Moreover, there are different colors on the chart, but you don’t know what each color represents — the chart’s legend is missing.

Last but not the least, the slice proportion labels are missing. So while it’s clear that they’re 50–50 in this case, it may not be so obvious if more ingredients (categories) are added to the chart.

Here’s the same chart with a title, labels, and legend:

Looks better, right? Maybe we couldn’t save Anna’s cooked pie, but at least we improved her pie chart a bit.

Imagine if the pie slices were like the decimal portion of pi — going on indefinitely. We would’ve had to eat that pie forever. And no one deserves that kind of punishment.


PI as an irrational number

But enough about Anna’s pies—let’s get back to her pie charts. Anna is an analyst, and we all know that each data analysis needs some eye-catching visualizations. Let’s take a look at some more pie chart disasters.

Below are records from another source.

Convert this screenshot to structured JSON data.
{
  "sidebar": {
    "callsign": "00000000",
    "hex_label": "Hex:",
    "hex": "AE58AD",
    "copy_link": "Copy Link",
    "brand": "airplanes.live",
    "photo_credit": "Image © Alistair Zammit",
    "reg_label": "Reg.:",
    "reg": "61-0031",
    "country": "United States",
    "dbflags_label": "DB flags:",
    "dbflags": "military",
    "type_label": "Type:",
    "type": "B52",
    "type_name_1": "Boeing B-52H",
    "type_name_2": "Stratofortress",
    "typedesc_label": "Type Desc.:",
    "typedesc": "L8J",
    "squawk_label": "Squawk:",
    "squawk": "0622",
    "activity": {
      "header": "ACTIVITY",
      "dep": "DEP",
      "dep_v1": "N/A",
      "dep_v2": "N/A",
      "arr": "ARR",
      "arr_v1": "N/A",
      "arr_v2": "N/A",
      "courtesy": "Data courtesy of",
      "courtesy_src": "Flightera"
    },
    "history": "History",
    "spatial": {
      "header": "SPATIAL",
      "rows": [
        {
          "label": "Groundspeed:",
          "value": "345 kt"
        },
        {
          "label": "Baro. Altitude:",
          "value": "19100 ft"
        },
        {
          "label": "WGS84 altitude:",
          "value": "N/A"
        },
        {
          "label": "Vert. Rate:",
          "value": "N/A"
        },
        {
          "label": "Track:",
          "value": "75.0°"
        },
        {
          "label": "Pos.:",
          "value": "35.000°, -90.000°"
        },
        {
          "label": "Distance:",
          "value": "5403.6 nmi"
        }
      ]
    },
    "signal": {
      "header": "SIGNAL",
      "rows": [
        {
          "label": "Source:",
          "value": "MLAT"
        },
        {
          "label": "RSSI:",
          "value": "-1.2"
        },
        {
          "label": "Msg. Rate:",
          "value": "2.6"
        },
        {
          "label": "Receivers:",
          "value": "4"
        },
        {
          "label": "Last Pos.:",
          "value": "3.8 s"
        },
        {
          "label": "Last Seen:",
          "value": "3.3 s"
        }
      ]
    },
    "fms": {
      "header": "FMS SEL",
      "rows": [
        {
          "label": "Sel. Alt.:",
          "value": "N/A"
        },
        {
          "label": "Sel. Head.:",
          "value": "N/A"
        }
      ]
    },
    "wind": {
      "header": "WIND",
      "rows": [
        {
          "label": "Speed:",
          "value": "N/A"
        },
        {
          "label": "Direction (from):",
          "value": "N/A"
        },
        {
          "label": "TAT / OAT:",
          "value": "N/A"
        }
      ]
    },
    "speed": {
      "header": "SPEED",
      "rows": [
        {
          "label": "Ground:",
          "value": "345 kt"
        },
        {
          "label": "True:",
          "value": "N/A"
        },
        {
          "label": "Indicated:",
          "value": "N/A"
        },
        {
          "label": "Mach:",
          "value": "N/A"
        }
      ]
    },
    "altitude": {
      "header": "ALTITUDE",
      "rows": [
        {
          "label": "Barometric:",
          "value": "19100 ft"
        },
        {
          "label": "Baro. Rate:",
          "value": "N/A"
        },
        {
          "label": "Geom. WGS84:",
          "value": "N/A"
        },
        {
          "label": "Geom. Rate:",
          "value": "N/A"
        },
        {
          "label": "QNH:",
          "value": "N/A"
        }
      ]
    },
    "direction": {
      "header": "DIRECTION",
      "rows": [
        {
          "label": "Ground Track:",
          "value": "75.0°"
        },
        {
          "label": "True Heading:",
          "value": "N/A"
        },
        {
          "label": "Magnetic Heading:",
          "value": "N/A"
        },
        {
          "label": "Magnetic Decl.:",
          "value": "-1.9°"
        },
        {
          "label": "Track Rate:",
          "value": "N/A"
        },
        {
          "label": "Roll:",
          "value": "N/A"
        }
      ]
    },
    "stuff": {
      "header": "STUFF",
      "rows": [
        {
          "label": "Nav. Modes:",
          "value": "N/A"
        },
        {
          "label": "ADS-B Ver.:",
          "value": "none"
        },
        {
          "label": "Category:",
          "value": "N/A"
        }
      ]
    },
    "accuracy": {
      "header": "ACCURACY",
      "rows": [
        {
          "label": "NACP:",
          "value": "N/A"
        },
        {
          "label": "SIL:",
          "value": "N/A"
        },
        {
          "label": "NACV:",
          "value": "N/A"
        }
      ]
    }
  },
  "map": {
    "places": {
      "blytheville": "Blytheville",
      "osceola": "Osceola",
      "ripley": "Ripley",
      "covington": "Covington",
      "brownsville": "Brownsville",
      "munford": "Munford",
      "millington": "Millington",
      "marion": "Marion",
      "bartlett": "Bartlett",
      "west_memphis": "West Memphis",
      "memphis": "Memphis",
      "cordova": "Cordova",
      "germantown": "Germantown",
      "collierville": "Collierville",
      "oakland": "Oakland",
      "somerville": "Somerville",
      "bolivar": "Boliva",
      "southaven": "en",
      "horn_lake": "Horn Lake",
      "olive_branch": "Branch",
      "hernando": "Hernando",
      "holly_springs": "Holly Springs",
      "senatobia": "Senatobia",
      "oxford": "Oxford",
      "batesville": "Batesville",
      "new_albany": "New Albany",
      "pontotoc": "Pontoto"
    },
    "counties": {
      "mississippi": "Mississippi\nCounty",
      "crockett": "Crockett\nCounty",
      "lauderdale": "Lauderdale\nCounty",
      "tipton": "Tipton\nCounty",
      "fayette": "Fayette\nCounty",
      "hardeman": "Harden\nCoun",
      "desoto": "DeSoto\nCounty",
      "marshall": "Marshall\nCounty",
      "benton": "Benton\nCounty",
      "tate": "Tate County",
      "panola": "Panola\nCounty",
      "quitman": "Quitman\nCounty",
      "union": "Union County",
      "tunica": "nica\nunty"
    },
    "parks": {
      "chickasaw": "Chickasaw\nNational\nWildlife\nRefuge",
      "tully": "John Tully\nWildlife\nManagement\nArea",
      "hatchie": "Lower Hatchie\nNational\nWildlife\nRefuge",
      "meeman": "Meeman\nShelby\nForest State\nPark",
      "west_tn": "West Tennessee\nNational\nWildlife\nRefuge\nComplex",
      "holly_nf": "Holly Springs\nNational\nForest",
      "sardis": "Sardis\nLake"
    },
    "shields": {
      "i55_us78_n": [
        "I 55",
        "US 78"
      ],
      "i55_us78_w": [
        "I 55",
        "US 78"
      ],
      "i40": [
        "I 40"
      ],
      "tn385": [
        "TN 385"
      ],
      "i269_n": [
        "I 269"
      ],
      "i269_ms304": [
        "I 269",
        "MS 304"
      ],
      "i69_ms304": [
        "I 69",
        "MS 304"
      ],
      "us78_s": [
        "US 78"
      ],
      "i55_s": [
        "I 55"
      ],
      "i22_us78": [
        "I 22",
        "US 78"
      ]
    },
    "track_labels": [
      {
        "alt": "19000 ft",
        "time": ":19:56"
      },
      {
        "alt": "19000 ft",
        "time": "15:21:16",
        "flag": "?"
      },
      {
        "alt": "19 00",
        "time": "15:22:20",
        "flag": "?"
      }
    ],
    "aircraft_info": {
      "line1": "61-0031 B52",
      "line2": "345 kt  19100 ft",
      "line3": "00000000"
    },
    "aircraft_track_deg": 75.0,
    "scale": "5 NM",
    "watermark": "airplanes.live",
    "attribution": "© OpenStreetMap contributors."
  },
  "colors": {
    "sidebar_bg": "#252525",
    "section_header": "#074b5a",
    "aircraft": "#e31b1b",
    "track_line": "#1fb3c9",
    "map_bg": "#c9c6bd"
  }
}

Comparing two data sets with pie charts

Anna created two pie charts to show the differences in product sales between two offices of a company—one in L.A. and the other in New York. Her charts looked like this:


Pie charts used for office comparison

Now, pie charts aren’t really used for this kind of task. Why? Well, from the visuals above, you can’t easily tell whether product A was sold more frequently in L.A. or in New York. The slices look similar at first glance, so we cannot know for a fact.

Instead, to examine differences between two data sets, Anna should use a bar chart, like this:


Bottom line: don’t use pie charts when you need to compare the slices of different pies.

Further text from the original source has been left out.